Block-Walking Proofs
Remember: Please read the text linked above before reading the material below.
Block-walking proofs are categorized as a combinatorial proof, but the method is quite different. Instead of choosing two different ways to solve a problem, you prove that the problem is similar to a walk through Pascal's triangle, two different ways, ending at the same spot.
First: What does a walk through Pascal's triangle look like? Typically, you start at the top of the triangle, and either take a left or right step going downwards until you reach the desired spot.
While this type of proof is related to Pascal's triangle, the reason it's called a block-walking proof is that the story to use is one of a person or vehicle navigating a grid.
You'll notice in the text they call this a lattice path. This is another name, but we'll stick with block-walking and grid as this is the context of block-walking proofs.
Imagine you want to count the number of paths you could take from point A to point B, but you don't want to backtrack or loop as we want the set of shortest paths. In other words, how many ways can you get from A to B only going upward or to the right along the lines of the grid, taking the shortest distance possible. Since we're in the mindset of a map, we'll think of this as choosing to go North or East.
Think first: Draw multiple paths yourself. What do you notice about the length of these paths? Can you think of a way to describe your path to another person verbally (without drawing it)?
When taking a path, we know we can only go North or East. So to give directions, we can give an ordered list of North or East steps.
The above image shows East, North, East, East, North.
Since B is 2 North moves and 3 East moves from A, we know we need at least 5 steps. This must be our shortest path. But how many of these paths exist?
Think first: Try to think of an answer to this problem before continuing! Hint: When we wrote our ordered list, we said North and East, but if we wanted to save time, we could just use N and E.
This is a letter rearrangement problem! We need to go 2 North and 3 East, but the order in which we do these is how the paths differ. By counting the number of ways to arrange 2 Ns and 3 Es, we can find the answer to our problem.
There are two ways to think of rearranging letters when there are only two distinct letters to rearrange:
- The "normal" way.
There are 5 total letters, then 2 repeats and 3 repeats, so we have $\frac{5!}{2!3!}$ as our solution.
- The combinations way.
We have 5 steps we need to write. We can first select where the Ns will go in ${5 \choose 2}$ ways. Then the remaining spots will be filled with Es. This thinking can also be applied in the other direction: We select where the Es will go in ${5 \choose 3}$ ways, and the Ns will fill in the remaining spaces.
All ways result in the same answer, but I encourage you to think in the combinations way for the next part.
Check your understanding: Fill in the number of ways to get to each intersection of the grid from point A, taking the fewest amount of steps possible. You may compute the numbers, but it may be easier to leave these in combination form.
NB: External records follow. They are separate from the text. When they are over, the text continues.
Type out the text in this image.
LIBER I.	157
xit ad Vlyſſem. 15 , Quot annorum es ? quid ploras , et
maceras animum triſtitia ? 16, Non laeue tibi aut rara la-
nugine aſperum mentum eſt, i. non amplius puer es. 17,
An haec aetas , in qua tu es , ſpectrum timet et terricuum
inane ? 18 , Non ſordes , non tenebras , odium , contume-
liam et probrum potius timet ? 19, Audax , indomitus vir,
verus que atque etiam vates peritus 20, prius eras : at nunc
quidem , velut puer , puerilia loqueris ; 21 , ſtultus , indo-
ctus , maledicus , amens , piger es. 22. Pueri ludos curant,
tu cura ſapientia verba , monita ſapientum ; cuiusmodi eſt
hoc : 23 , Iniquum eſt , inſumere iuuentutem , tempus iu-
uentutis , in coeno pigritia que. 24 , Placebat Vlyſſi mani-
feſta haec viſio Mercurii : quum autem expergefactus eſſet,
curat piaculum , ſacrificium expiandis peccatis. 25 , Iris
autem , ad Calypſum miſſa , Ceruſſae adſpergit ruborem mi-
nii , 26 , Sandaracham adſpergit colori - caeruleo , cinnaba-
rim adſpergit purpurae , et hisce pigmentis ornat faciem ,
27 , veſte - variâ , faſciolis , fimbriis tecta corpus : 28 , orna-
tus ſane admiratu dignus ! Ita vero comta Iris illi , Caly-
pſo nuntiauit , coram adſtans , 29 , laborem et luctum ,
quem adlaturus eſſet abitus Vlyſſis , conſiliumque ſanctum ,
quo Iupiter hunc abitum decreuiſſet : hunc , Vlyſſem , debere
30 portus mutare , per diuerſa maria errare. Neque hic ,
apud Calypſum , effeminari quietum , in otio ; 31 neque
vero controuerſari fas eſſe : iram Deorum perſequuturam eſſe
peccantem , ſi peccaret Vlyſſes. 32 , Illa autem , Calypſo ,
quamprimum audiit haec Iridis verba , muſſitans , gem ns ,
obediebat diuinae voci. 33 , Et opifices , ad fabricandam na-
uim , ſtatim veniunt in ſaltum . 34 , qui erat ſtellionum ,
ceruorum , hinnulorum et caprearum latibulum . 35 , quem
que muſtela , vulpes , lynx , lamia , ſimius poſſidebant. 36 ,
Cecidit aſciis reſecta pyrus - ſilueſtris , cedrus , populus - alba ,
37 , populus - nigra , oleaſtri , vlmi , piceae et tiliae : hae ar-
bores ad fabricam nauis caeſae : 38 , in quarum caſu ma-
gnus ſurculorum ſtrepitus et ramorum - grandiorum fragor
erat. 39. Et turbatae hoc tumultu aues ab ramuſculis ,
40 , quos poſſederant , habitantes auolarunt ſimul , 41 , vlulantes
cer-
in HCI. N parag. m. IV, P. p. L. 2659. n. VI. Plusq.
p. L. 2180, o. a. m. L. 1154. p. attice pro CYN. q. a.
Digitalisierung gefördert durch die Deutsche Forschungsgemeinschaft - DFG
What do you notice here?
Check your answer
This looks like Pascal's Triangle!
Indeed, this method of counting paths is closely related to Pascal's triangle, and we can use it to prove identities and properties related to the structure of Pascal's triangle.
Consider Pascal's Identity itself.
Think first: How does this block-walking problem show that adding the two previous entries should result in the next entry?
Looking at our example from before, let's find the two previous entries in our grid.
We should notice that all paths to B must pass through one of these two points. These points differ in whether the last step is North or East.
Since the last step is different for all paths that pass through these points, the set of paths through point C and the set of paths through point D are disjoint.
By the Principle of Addition, we can add these.
Check your understanding: How do we know this includes all potential paths from A to B?
Check your answer
As mentioned, these are the points one step away from the finish line.
You can check yourself by drawing paths that they must pass through one of these, since the last step must always be a North or an East by our rules.
While we were looking at a specific example, all of our reasoning holds in a general case, and so we have proven Pascal's identity again!
Think about it: How does this proof relate to the combinatorial proof that we already did? Which do you personally find easier for this problem? Which do you think is easier in general? Note that these last two questions are about you and your intuition, so there is no "right answer."
Check your understanding: Can you prove that ${n \choose k} = {n \choose n-k}$ using block-walking? Hint: Where are each of these in the grid, and what is the relationship between the two problems? This is the key to your proof. You may need to try a specific example first, like ${5 \choose 2}$ and ${5 \choose 3}$
Check your answer
You may notice that ${n \choose k}$ is just a rotated version of ${n \choose n-k}$.
Therefore, these problems are the same, since we can rotate our paths over the line $y = x$
Another way to put this would be that we're simply swapping the N and E values to get a solution to the other problem.
You may notice that combinatorial proofs seem more relaxed than other proof types. Don't be fooled! These still need to be rigorous, and their relaxed nature can make it harder to spot mistakes.
Arriving at the correct conclusion does not mean that your proof is valid.
Keep in mind that the lessons we learned in week 4 still apply.
Note: All the grids on this page were made using the Tikz package in LaTeX. It's very useful, but can be challenging to use.